Speaker 2: Exactly. They concentrate on the things that can influence maybe parks, leisure facilities, local planning, youth participation structures. It shapes the whole focus of their CFC work. What
Speaker 1: about within the city government itself? You mentioned getting departments aligned.
Speaker 2: Yeah. That’s a huge ongoing challenge. Embedding a child rights approach consistently across all departments, making it part of everyone’s job, not just the children’s services team. That requires a big cultural shift and changing longstanding adult attitudes and assumptions about children’s capabilities and their role in the city is definitely a long game.
Speaker 1: It sounds like maintaining momentum could be tough too.
Speaker 2: Very much so. Keeping enthusiasm high, especially when municipal elections bring in new leadership with potentially different priorities. That requires constant effort and advocacy. It’s easy for initiatives to lose steam over time.
Speaker 1: Okay. One really critical piece we touched on is children’s participation. It feels like that has to be central to this whole idea.
Speaker 2: It absolutely should be. But making participation meaningful, not just tokenistic is one of the trickiest parts.

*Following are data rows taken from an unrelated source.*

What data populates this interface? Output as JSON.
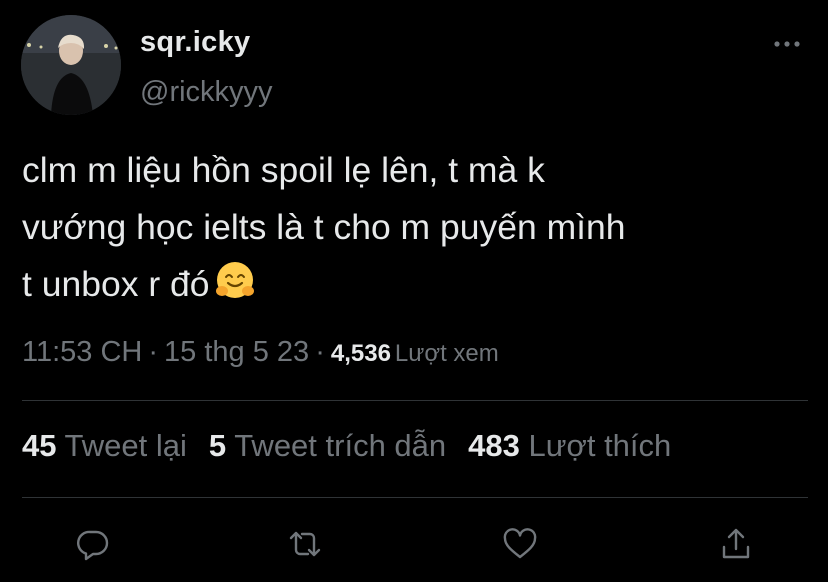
{
  "user": {
    "display_name": "sqr.icky",
    "handle": "@rickkyyy",
    "avatar_icon": "profile-photo"
  },
  "tweet": {
    "lines": [
      "clm m liệu hồn spoil lẹ lên, t mà k",
      "vướng học ielts là t cho m puyến mình",
      "t unbox r đó"
    ],
    "emoji": "hugging-face-emoji"
  },
  "meta": {
    "time": "11:53 CH",
    "separator": "·",
    "date": "15 thg 5 23",
    "views_count": "4,536",
    "views_label": "Lượt xem"
  },
  "stats": {
    "retweets_count": "45",
    "retweets_label": "Tweet lại",
    "quotes_count": "5",
    "quotes_label": "Tweet trích dẫn",
    "likes_count": "483",
    "likes_label": "Lượt thích"
  },
  "actions": [
    {
      "name": "reply",
      "icon": "reply-icon"
    },
    {
      "name": "retweet",
      "icon": "retweet-icon"
    },
    {
      "name": "like",
      "icon": "heart-icon"
    },
    {
      "name": "share",
      "icon": "share-icon"
    }
  ],
  "colors": {
    "background": "#000000",
    "text_primary": "#e7e9ea",
    "text_secondary": "#71767b",
    "divider": "#2f3336"
  }
}
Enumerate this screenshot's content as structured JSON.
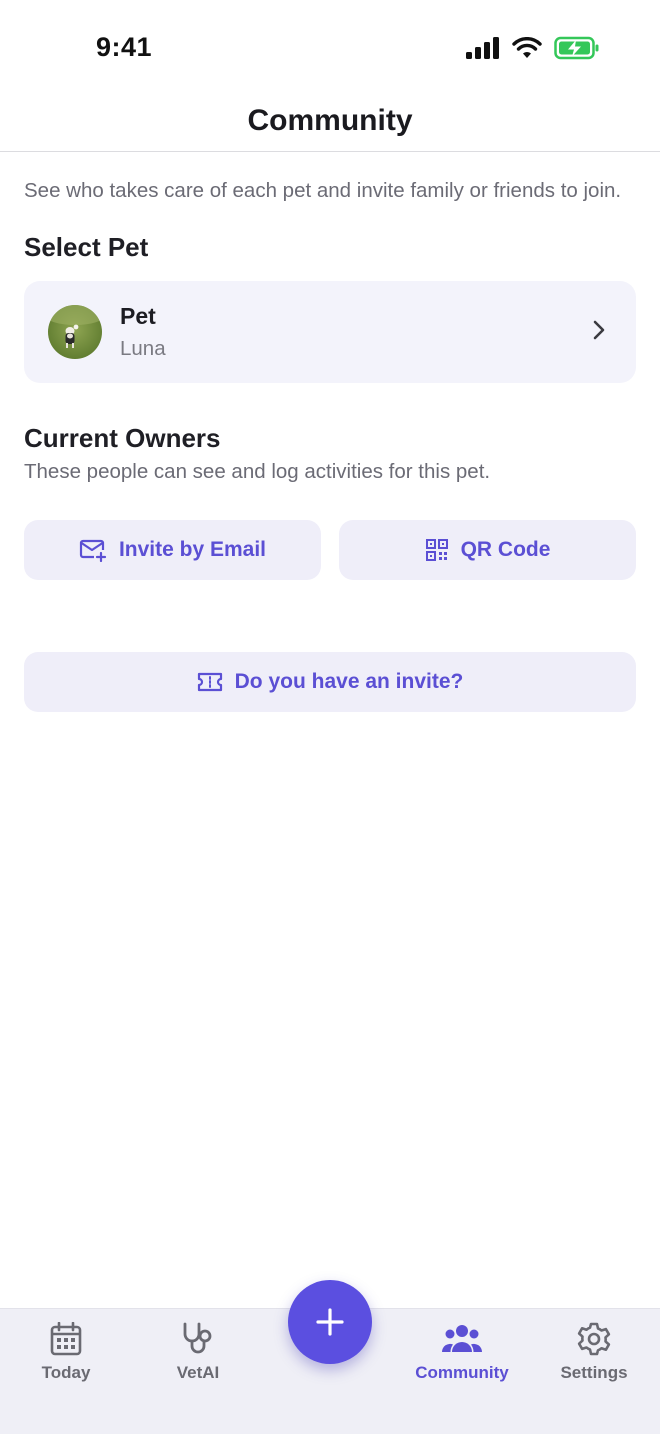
{
  "status_bar": {
    "time": "9:41"
  },
  "header": {
    "title": "Community"
  },
  "intro": "See who takes care of each pet and invite family or friends to join.",
  "select_pet": {
    "title": "Select Pet",
    "card_label": "Pet",
    "pet_name": "Luna"
  },
  "owners": {
    "title": "Current Owners",
    "subtitle": "These people can see and log activities for this pet."
  },
  "actions": {
    "invite_email": "Invite by Email",
    "qr_code": "QR Code",
    "have_invite": "Do you have an invite?"
  },
  "tabs": [
    {
      "label": "Today",
      "icon": "calendar-icon"
    },
    {
      "label": "VetAI",
      "icon": "stethoscope-icon"
    },
    {
      "label": "Community",
      "icon": "people-icon"
    },
    {
      "label": "Settings",
      "icon": "gear-icon"
    }
  ],
  "colors": {
    "accent": "#5b4fd4",
    "button_bg": "#efeef9",
    "card_bg": "#f3f3fb",
    "battery": "#34c759"
  }
}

Speaker 1: What are the difficulties there?
Speaker 2: Often, participation processes are still largely designed and led by adults. The scope of what children are consulted on might be quite narrow. Maybe just playground design rather than say the city budget or transport strategy.
Speaker 1: So not really giving them a say on the big systemic stuff.
Speaker 2: Often not, or not as much as proponents would like. And then there are practical challenges and just getting and keeping children involved. It can be hard to engage the youngest children effectively. Sometimes teenagers can be difficult to reach too, and ensuring you’re hearing from a diverse range of kids, including those from marginalized or disadvantaged communities, not just the usual suspects that takes real dedicated effort and resources.
Speaker 1: It sounds like genuine participation is hard work.
Speaker 2: It is though. There are positive examples. You mentioned Hammi, Lena in Finland earlier, their youth Parliament actually having its own budget to allocate is a step towards more genuine power sharing, but that seems more the exception than the rule currently.
Speaker 1: So it seems child-friendly cities offered this really compelling vision, this huge potential to improve children’s lives and rights in cities and even make cities better for everyone.
Speaker 2: Definitely the potential is absolutely there. Enhancing rights, boosting civic participation.
Speaker 1: But actually making it happen is complex. It’s full of these practical challenges, governance, resources, attitudes, and even conceptual ones, like agreeing on what child-friendly truly means on the ground.
Speaker 2: Exactly. The journey is fraught with these difficulties. Realizing the vision demands, tackling these multifaceted challenges head on.
Speaker 1: Which brings us to our final thought for you, the listener. When you consider all these complexities, the varying levels of success we see, how can communities, how can cities move beyond just good intentions? How do we ensure that this vision of a city genuinely fit for all, especially for its youngest residents, becomes a concrete reality and not just a worthy aspiration that never quote gets there?